One of the challenges organizations face is translating high-level ethical concepts into practical engineering workflows. Teams often understand the importance of fairness and transparency, but lack a clear path to implementing them.
The presentation suggested incorporating ethics checks throughout the development lifecycle. This includes assessing fairness during model training, explainability analysis before deployment, security testing against adversarial attacks, and monitoring systems to detect unexpected behavior in production.
By incorporating these practices early in system architecture, organizations can reduce the risk of ethical issues being discovered after the system is already in use. The talk compared the current stage of AI development to earlier technology transitions. Industries such as aviation, electrical, and automotive engineering initially advanced faster than the safety standards needed to govern those industries. Over time, these industries have developed new engineering methodologies, standards, and regulatory frameworks to improve the reliability of large-scale systems.
AI seems to be entering a similar stage. As AI systems move from experimental tools to critical infrastructure, engineering practices are likely to evolve to incorporate safety, reliability, and ethical considerations as core system requirements. Software architects and engineering leaders play a critical role in shaping these practices. Because technology often evolves faster than regulations, developers often work in environments where formal standards have not yet been established.

In this context, ethical principles serve as design guidelines to help teams deal with emerging risks. Organizations that treat ethical AI as an engineering discipline rather than an afterthought may be better positioned to build reliable and resilient systems.

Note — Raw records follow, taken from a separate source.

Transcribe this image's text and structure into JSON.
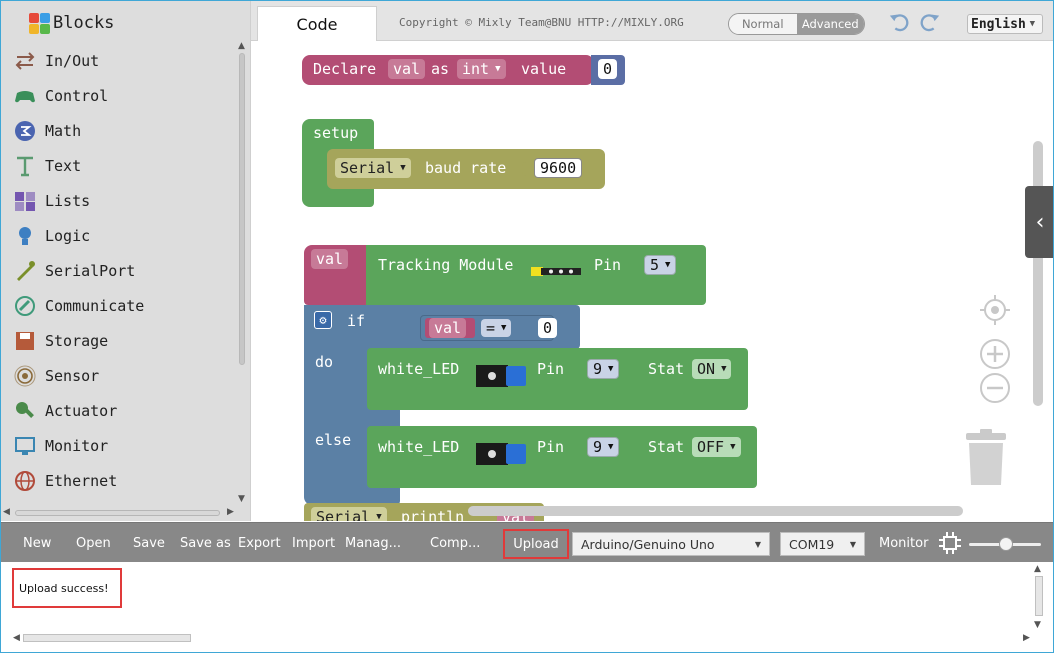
{
  "sidebar": {
    "title": "Blocks",
    "categories": [
      {
        "label": "In/Out",
        "icon": "in-out-icon",
        "color": "#8b5a4a"
      },
      {
        "label": "Control",
        "icon": "gamepad-icon",
        "color": "#3a8f5a"
      },
      {
        "label": "Math",
        "icon": "math-icon",
        "color": "#4a64b0"
      },
      {
        "label": "Text",
        "icon": "text-t-icon",
        "color": "#5a9a70"
      },
      {
        "label": "Lists",
        "icon": "lists-icon",
        "color": "#7456b0"
      },
      {
        "label": "Logic",
        "icon": "logic-bulb-icon",
        "color": "#3d7fc2"
      },
      {
        "label": "SerialPort",
        "icon": "serialport-pen-icon",
        "color": "#7a8f2a"
      },
      {
        "label": "Communicate",
        "icon": "communicate-icon",
        "color": "#3f9a7a"
      },
      {
        "label": "Storage",
        "icon": "storage-icon",
        "color": "#b55a3a"
      },
      {
        "label": "Sensor",
        "icon": "sensor-icon",
        "color": "#8a6a3a"
      },
      {
        "label": "Actuator",
        "icon": "actuator-icon",
        "color": "#4a8a4a"
      },
      {
        "label": "Monitor",
        "icon": "monitor-icon",
        "color": "#3a86b2"
      },
      {
        "label": "Ethernet",
        "icon": "ethernet-globe-icon",
        "color": "#b04a3a"
      }
    ]
  },
  "topbar": {
    "tab_code": "Code",
    "copyright": "Copyright © Mixly Team@BNU HTTP://MIXLY.ORG",
    "mode_normal": "Normal",
    "mode_advanced": "Advanced",
    "language": "English"
  },
  "workspace": {
    "declare": {
      "kw_declare": "Declare",
      "var": "val",
      "kw_as": "as",
      "type": "int",
      "kw_value": "value",
      "init": "0"
    },
    "setup": {
      "label": "setup",
      "serial": "Serial",
      "kw_baud": "baud rate",
      "baud": "9600"
    },
    "assign": {
      "var": "val",
      "module": "Tracking Module",
      "kw_pin": "Pin",
      "pin": "5"
    },
    "if_block": {
      "kw_if": "if",
      "var": "val",
      "op": "=",
      "rhs": "0",
      "kw_do": "do",
      "kw_else": "else"
    },
    "led_do": {
      "name": "white_LED",
      "kw_pin": "Pin",
      "pin": "9",
      "kw_stat": "Stat",
      "stat": "ON"
    },
    "led_else": {
      "name": "white_LED",
      "kw_pin": "Pin",
      "pin": "9",
      "kw_stat": "Stat",
      "stat": "OFF"
    },
    "println": {
      "serial": "Serial",
      "kw": "println",
      "var": "val"
    }
  },
  "toolbar": {
    "new": "New",
    "open": "Open",
    "save": "Save",
    "save_as": "Save as",
    "export": "Export",
    "import": "Import",
    "manage": "Manag...",
    "compile": "Comp...",
    "upload": "Upload",
    "board": "Arduino/Genuino Uno",
    "port": "COM19",
    "monitor": "Monitor"
  },
  "output": {
    "message": "Upload success!"
  },
  "colors": {
    "accent_red": "#e03a3a",
    "toolbar": "#888888",
    "sidebar": "#dddddd",
    "var_block": "#b34d74",
    "logic_block": "#5b80a5",
    "setup_block": "#5ba55b",
    "serial_block": "#a5a55b"
  }
}
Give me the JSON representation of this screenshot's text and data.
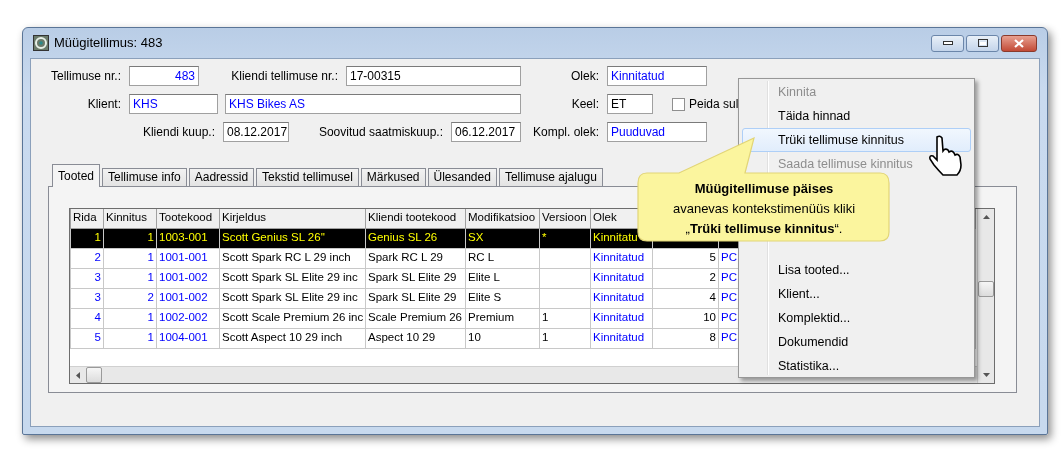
{
  "window": {
    "title": "Müügitellimus: 483"
  },
  "form_rows": [
    [
      {
        "label": "Tellimuse nr.:",
        "value": "483",
        "color": "#0000ff"
      },
      {
        "label": "Kliendi tellimuse nr.:",
        "value": "17-00315",
        "color": "#000000"
      },
      {
        "label": "Olek:",
        "value": "Kinnitatud",
        "color": "#0000ff"
      }
    ],
    [
      {
        "label": "Klient:",
        "value": "KHS",
        "color": "#0000ff"
      },
      {
        "value": "KHS Bikes AS",
        "color": "#0000ff"
      },
      {
        "label": "Keel:",
        "value": "ET",
        "color": "#000000"
      }
    ],
    [
      {
        "label": "Kliendi kuup.:",
        "value": "08.12.2017",
        "color": "#000000"
      },
      {
        "label": "Soovitud saatmiskuup.:",
        "value": "06.12.2017",
        "color": "#000000"
      },
      {
        "label": "Kompl. olek:",
        "value": "Puuduvad",
        "color": "#0000ff"
      }
    ]
  ],
  "checkbox": {
    "label": "Peida sul",
    "checked": false
  },
  "tabs": [
    {
      "label": "Tooted",
      "selected": true
    },
    {
      "label": "Tellimuse info",
      "selected": false
    },
    {
      "label": "Aadressid",
      "selected": false
    },
    {
      "label": "Tekstid tellimusel",
      "selected": false
    },
    {
      "label": "Märkused",
      "selected": false
    },
    {
      "label": "Ülesanded",
      "selected": false
    },
    {
      "label": "Tellimuse ajalugu",
      "selected": false
    }
  ],
  "table": {
    "columns": [
      "Rida",
      "Kinnitus",
      "Tootekood",
      "Kirjeldus",
      "Kliendi tootekood",
      "Modifikatsioo",
      "Versioon",
      "Olek"
    ],
    "rows": [
      {
        "selected": true,
        "cells": [
          "1",
          "1",
          "1003-001",
          "Scott Genius SL 26''",
          "Genius SL 26",
          "SX",
          "*",
          "Kinnitatu"
        ]
      },
      {
        "selected": false,
        "cells": [
          "2",
          "1",
          "1001-001",
          "Scott Spark RC L 29 inch",
          "Spark RC L 29",
          "RC L",
          null,
          "Kinnitatud",
          "5",
          "PC"
        ]
      },
      {
        "selected": false,
        "cells": [
          "3",
          "1",
          "1001-002",
          "Scott Spark SL Elite 29 inc",
          "Spark SL Elite 29",
          "Elite L",
          null,
          "Kinnitatud",
          "2",
          "PC"
        ]
      },
      {
        "selected": false,
        "cells": [
          "3",
          "2",
          "1001-002",
          "Scott Spark SL Elite 29 inc",
          "Spark SL Elite 29",
          "Elite S",
          null,
          "Kinnitatud",
          "4",
          "PC"
        ]
      },
      {
        "selected": false,
        "cells": [
          "4",
          "1",
          "1002-002",
          "Scott Scale Premium 26 inc",
          "Scale Premium 26",
          "Premium",
          "1",
          "Kinnitatud",
          "10",
          "PC"
        ]
      },
      {
        "selected": false,
        "cells": [
          "5",
          "1",
          "1004-001",
          "Scott Aspect 10 29 inch",
          "Aspect 10 29",
          "10",
          "1",
          "Kinnitatud",
          "8",
          "PC"
        ]
      }
    ]
  },
  "context_menu": {
    "groups": [
      [
        {
          "label": "Kinnita",
          "disabled": true,
          "selected": false
        },
        {
          "label": "Täida hinnad",
          "disabled": false,
          "selected": false
        },
        {
          "label": "Trüki tellimuse kinnitus",
          "disabled": false,
          "selected": true
        },
        {
          "label": "Saada tellimuse kinnitus",
          "disabled": true,
          "selected": false
        }
      ],
      [
        {
          "label": "Lisa tooted...",
          "disabled": false,
          "selected": false
        },
        {
          "label": "Klient...",
          "disabled": false,
          "selected": false
        },
        {
          "label": "Komplektid...",
          "disabled": false,
          "selected": false
        },
        {
          "label": "Dokumendid",
          "disabled": false,
          "selected": false
        },
        {
          "label": "Statistika...",
          "disabled": false,
          "selected": false
        }
      ]
    ]
  },
  "callout": {
    "lines": [
      "Müügitellimuse päises",
      "avanevas kontekstimenüüs kliki",
      "„**Trüki tellimuse kinnitus**“."
    ]
  }
}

The presentation concluded by encouraging developers to treat the ethical properties of AI systems as measurable engineering requirements. Incorporating fairness assessments, explainability checks, security testing, and resource efficiency into the development lifecycle ensures that AI systems remain technically robust and socially responsible. As AI continues to be incorporated into products, platforms, and infrastructure, the engineering decisions made during development will increasingly shape how these systems impact society.